Masya Allah. Saya mengucap dzikir dalam hati ketika melihat barisan bukit di sebelah kanan jendela pesawat saya. Indah sekali. Saya melihat ke bawah, laut yang memantulkan sinar matahari berkilauan indah seperti mutiara. Saya tengok ke jendela sebelah kiri, bukit yang berjajar tidak kalah mempesonanya dengan bukit di sebelah kanan. Oh iya, saya baru ingat. Teluk Palu berbentuk seperti huruf U, dengan barisan bukit di kedua sisinya. Adapun Bandara Mutiara Sis Al Jufri berada di bawah huruf U tersebut. Ah, pintar sekali penata kota Palu zaman dahulu memilih lokasi ini.
Itulah sebabnya bandara ini dinamakan “Mutiara” oleh Presiden Indonesia pertama, Soekarno. Ketika Soekarno pertama kali terbang ke Palu pada malam hari, beliau melihat Teluk Palu berkilauan indah memantulkan sinar bintang-bintang bagaikan mutiara. Sejak saat itu, Kota Palu terkenal dengan julukan “Mutiara Khatulistiwa”. Adapun penambahan nama “Sis Al Jufri” bertujuan untuk mengenang jasa seorang ulama yang telah berjasa menyebarkan agama Islam, yaitu Al Habib Sayyied Idrus Bin Salim Al Jufri.
Sampai di bandara, kami langsung menuju hotel. Sepanjang perjalanan, kami disambut dengan banyaknya baliho dan umbul-umbul “Sail Tomini”. Ah, if I had joined that event. Pasti lebih seru daripada Pelantara.

Baliho Sail Tomini ada di sepanjang jalan

Untuk perjalanan pertama ke Palu, mungkin kota ini masih asing bagi saya. Tata kotanya masih biasa saja. Tidak ada tempat yang menarik mata untuk memandangnya. Apalagi, saya masih mengantuk karena penerbangan paling pagi. Namun, pupil mata saya membesar ketika sudah tiba di jalan di tepi Teluk Palu. Masya Allah, indahnya teluk ini dari dekat. Namun sedikit disayangkan, mengapa tata pantainya seperti ini? Tak banyak pohon rindang ditanam di sekitar pantai, justru warung-warung sederhana banyak menghiasi.
Setelah melewati jembatan Palu Empat yang dipagar warna kuning dan melengkung indah, kami sampai di Hotel Grand Duta, terletak ujung Teluk Palu.
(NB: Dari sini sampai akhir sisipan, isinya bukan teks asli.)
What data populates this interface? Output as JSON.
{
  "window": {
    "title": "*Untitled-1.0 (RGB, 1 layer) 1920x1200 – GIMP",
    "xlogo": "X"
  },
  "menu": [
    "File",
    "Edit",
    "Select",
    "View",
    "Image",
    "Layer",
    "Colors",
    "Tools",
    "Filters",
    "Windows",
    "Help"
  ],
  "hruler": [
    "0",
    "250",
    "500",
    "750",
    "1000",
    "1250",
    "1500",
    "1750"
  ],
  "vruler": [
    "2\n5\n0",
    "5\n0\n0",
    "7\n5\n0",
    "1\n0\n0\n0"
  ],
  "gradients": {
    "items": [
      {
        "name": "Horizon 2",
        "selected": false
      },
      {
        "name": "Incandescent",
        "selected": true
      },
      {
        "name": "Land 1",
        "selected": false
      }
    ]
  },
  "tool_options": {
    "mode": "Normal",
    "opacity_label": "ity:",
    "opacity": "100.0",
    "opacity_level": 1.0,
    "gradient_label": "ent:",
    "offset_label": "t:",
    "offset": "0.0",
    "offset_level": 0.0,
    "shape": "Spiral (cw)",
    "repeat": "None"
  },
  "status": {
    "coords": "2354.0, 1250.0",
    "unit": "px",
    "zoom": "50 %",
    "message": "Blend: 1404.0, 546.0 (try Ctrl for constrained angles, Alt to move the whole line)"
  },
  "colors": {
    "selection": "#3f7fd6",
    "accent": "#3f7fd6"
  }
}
Kebetulan, saya mendapatkan kamar di lantai empat yang langsung menghadap Teluk Palu.

Teluk Palu dari kamar hotel

Setelah bersih-bersih diri dan istirahat sebentar, kami bergerak menuju ke PN Kota Palu tempat PT Pusaka Jaya Palu Power disidangkan. Sepanjang perjalanan, sopir kami bercerita tentang keindahan Palu dan segala ancamannya. Alhamdulillah, Teluk Palu memiliki sumber daya ikan yang banyak, namun sayangnya, masih ada buaya di muara Sungai Palu. Pernah suatu hari, seseorang sedang menikmati indahnya Teluk Palu, diserang oleh buaya muara dan akhirnya meninggal.
Selesai sidang, Prof. Tan ingin membeli oleh-oleh kain tenun khas Palu. Sopir kami pun mengantar ke sana. Harga di toko kain tersebut bervariasi. Untuk kain bahan, 1 potong kain harganya mulai dari 150 ribu rupiah hingga satu jutaan, sedangkan kain yang sudah berbentuk kemeja, harganya mulai dari dua ratus ribu hingga satu jutaan. Prof Alvi juga ingin membeli oleh-oleh cinderamata dari kayu terbaik dari Sulawesi, yaitu kayu eboni. Kayu eboni telah diubah menjadi banyak kerajinan yang sangat cantik, mulai dari barang yang kecil seperti asbak, mainan anak, gantungan kunci, hingga barang yang berukuran sedang dan besar seperti miniature kapal dan meja kursi. Harga cinderamata yang berukuran kecil cukup terjangkau, sedangkan barang yang berukuran besar cukup mahal. Memang, mungkin karena kayu eboni sangat kuat, anti rayap, dan khas dari Sulawesi.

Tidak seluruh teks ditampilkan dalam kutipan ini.